Gli oggetti però sono statici. E siamo al terzo “non”: l’identità non è statica. L’identità muta, nel tempo, nello spazio e in relazione alle altre identità. Pensiamo a quanto sia dipendente dallo spazio geografico, dall’ambiente e anche dallo spazio che potremmo chiamare “cognitivo-digitale”, cioè quello che si rappresenta nella nostra testa a seguito dei flussi di informazione e degli scambi comunicativi che continuamente intercettiamo nel nostro vivere digitale. Per un padre e un figlio nati rispettivamente negli anni ’60 del Novecento e all’inizio dei Duemila, stesse radici, stesse tradizioni, stesso credo religioso, stesse scuole, stessa squadra del cuore... insomma diremmo quasi identici, ecco, per loro due quanto è diverso il mondo e quindi la loro identità inserita in esso?

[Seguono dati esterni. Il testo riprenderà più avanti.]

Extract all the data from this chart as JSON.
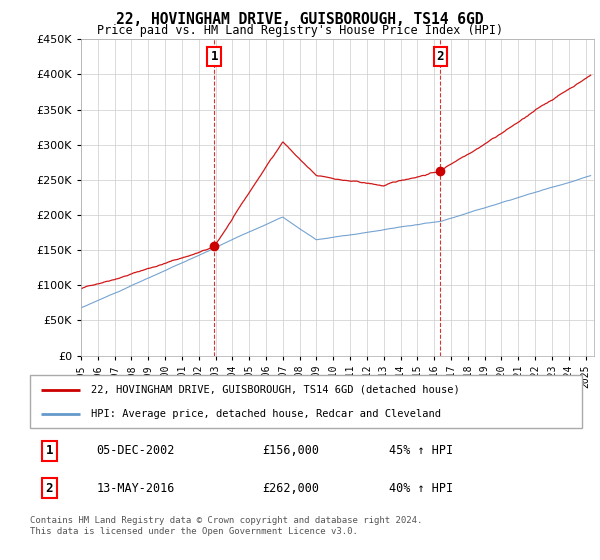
{
  "title": "22, HOVINGHAM DRIVE, GUISBOROUGH, TS14 6GD",
  "subtitle": "Price paid vs. HM Land Registry's House Price Index (HPI)",
  "legend_line1": "22, HOVINGHAM DRIVE, GUISBOROUGH, TS14 6GD (detached house)",
  "legend_line2": "HPI: Average price, detached house, Redcar and Cleveland",
  "sale1_date": "05-DEC-2002",
  "sale1_price": "£156,000",
  "sale1_hpi": "45% ↑ HPI",
  "sale2_date": "13-MAY-2016",
  "sale2_price": "£262,000",
  "sale2_hpi": "40% ↑ HPI",
  "footer": "Contains HM Land Registry data © Crown copyright and database right 2024.\nThis data is licensed under the Open Government Licence v3.0.",
  "sale1_x": 2002.92,
  "sale1_y": 156000,
  "sale2_x": 2016.37,
  "sale2_y": 262000,
  "vline1_x": 2002.92,
  "vline2_x": 2016.37,
  "ylim": [
    0,
    450000
  ],
  "xlim": [
    1995,
    2025.5
  ],
  "red_color": "#cc0000",
  "blue_color": "#6699cc",
  "grid_color": "#cccccc",
  "bg_color": "#ffffff"
}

La geografia cognitivo-digitale nella testa del figlio è completamente altra rispetto a quella del padre: gli spazi, le relazioni, gli scambi, le informazioni del mondo hanno misure, tempi e proporzioni del tutto differenti. Il web ha trasformato il mondo, così come le guerre, per motivi e con esiti diversi, ma che tragicamente si formulano allo stesso modo: il mondo oggi è più piccolo. Uno lo ha visto rimpicciolirsi, l’altro è nato che già era così, dunque quale identità condivideranno quel padre e quel figlio? Una parte, forse. O una delle tante, se preferiamo. Siamo giunti quindi all’ultimo aspetto da confutare: l’identità non è soltanto una. Ciascuno di noi ne indossa e ne interpreta molte contemporaneamente, riconducendole a unità (almeno per sopravvivere) e allestendo un metodo per farle convivere al proprio interno. La nostra identità, se esiste, è molte identità diverse insieme. “Identità diverse” è un insulto teoretico alla buona filosofia, quanto meno è una colossale contraddizione, ma come scrisse il poeta Walt Whitman: « Mi contraddico? Molto bene, allora, mi contraddico. Sono vasto, contengo moltitudini».